Thursday, February 01, 2018

Chopping Wood

I came up as a newspaperman, covering meetings, scribbling in a narrow notepad (I still carry one with me), and printing out stories to edit with a pencil before the final submission. The hard copy was often flooded with annotations, slashed words, arrows, and my cryptic block letters. This was how I learned to revise –– from a burly, bearded, redhead at the city desk of the Dunkirk Observer. He took one of my early stories and slashed, drew lines to indicate relocation, and simplified, then handed it back with a simple, “Get it?”

Got it.

And, after a few weeks, I realized how it should be done.
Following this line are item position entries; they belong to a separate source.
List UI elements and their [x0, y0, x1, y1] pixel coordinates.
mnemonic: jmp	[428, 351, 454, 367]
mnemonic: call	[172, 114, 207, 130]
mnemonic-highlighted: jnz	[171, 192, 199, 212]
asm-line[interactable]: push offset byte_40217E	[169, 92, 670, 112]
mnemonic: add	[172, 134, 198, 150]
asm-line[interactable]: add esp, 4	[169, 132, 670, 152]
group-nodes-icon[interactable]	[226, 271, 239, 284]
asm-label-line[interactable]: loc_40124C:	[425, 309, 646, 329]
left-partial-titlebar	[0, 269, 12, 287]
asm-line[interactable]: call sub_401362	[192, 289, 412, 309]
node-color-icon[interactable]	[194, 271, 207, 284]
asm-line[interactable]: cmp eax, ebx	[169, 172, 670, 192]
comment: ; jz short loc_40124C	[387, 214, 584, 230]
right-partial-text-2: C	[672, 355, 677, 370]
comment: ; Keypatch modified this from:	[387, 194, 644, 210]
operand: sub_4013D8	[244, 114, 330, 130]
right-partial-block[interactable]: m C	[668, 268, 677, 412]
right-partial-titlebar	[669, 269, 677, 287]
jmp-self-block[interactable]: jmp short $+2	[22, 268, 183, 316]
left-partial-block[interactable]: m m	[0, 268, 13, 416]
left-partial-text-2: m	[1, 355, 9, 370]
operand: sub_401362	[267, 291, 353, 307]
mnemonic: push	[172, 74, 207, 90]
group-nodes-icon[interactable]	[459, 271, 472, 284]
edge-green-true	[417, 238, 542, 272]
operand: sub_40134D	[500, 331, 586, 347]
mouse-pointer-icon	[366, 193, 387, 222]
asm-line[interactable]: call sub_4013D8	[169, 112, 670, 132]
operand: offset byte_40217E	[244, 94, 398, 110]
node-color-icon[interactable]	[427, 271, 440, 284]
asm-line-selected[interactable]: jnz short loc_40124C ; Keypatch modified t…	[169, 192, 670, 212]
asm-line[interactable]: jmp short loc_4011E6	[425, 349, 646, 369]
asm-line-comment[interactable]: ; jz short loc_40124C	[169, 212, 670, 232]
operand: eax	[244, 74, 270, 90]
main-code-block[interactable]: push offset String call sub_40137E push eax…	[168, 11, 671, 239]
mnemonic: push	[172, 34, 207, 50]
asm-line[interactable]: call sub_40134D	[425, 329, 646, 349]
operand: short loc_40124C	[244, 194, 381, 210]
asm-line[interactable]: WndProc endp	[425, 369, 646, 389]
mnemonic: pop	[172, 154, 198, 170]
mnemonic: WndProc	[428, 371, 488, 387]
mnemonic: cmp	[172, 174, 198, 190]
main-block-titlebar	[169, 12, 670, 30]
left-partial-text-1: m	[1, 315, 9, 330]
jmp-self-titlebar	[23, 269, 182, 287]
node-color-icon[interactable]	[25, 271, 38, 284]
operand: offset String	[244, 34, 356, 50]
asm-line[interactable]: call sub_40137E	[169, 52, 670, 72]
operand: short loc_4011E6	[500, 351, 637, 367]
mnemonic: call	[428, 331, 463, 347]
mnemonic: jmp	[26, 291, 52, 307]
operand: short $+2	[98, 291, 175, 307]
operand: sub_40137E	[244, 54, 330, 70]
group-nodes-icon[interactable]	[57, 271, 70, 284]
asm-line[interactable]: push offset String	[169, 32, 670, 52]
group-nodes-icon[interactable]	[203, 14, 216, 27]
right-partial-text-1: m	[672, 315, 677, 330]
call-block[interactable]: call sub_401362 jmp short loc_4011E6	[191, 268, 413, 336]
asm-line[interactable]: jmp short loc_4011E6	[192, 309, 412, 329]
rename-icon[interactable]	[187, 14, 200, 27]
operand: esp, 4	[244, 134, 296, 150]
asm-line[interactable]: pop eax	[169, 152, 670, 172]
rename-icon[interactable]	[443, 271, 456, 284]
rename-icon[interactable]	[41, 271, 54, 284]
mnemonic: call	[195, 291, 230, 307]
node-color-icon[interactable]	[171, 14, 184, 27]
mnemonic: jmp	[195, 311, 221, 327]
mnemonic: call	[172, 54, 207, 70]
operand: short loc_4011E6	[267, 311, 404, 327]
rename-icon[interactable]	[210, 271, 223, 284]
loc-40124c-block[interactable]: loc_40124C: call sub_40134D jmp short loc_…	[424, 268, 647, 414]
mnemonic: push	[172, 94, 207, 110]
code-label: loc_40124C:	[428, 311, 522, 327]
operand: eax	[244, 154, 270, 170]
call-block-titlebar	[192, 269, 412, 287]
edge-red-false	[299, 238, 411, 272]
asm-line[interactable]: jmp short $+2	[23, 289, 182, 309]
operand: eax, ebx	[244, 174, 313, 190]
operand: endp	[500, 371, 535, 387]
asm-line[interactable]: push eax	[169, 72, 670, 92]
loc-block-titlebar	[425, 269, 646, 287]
That was 1991. I was working nights at the Observer during my junior year in college, spending days as an English major who rarely left the newsroom at my college paper.
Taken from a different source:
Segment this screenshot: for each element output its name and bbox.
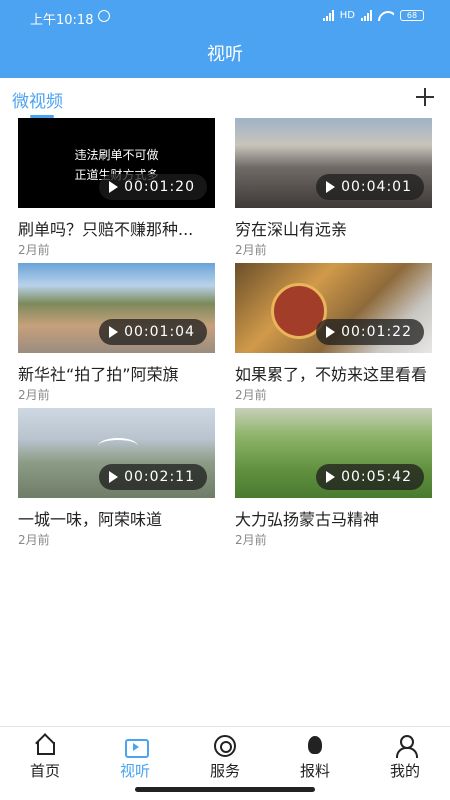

The process was simple: write, print, stack the pages on a clipboard, sit down with my pencil, and “chop the wood,” as Clyde Phillips told me recently, describing revision. “Keep chopping that wood.”

For a while, I put down the ax.

Maybe I didn’t put it down so much as I replaced it. With a computer. Moving and deleting became so much faster, and time is everything in the news business. And moving text could be done with a click of the mouse. Why draw lines and arrows? After all, it takes me an hour to go through 20 manuscript pages with my trusted pencil.

But that’s the thing, it’s trusted for a reason. The process of revising on hard copy yields better results. For me.

Why? Not sure, exactly. Maybe it’s no more real than a paper vs. plastic preference. Maybe it’s psychological, a mental preference of a neurotic writer. But I don’t think so. My prose is better –– clearer, more refined, cleaner, and more sparse –– when I work on the hard copy.

My clipboard is the chopping block, and I’ll continue to whittle away.


Sybil Johnson said...

I have discovered the same thing. I much prefer revising on pencil and paper for the first couple drafts. After that I revise on the computer.

Marianne Wheelaghan said...

The only problem with scribbling stuff down on paper is that when I look at it again I struggle to understand it. So writing and revising are usually always done on the keyboard – until proofreading time and then a hard copy is a must!

Barbara Fradkin said...

I absolutely have to print out and edit a hard copy with a pen. However, I find that revising on the computer and on hard copy focuses on two different aspects of the writing (roughly macro vs, micro, big picture vs. wrong words or phrases), and each has its place. I can edit small things as I go on the screen but when I want to look at the overall, I print it out and slash and arrow and scribble in margins, on the back, etc.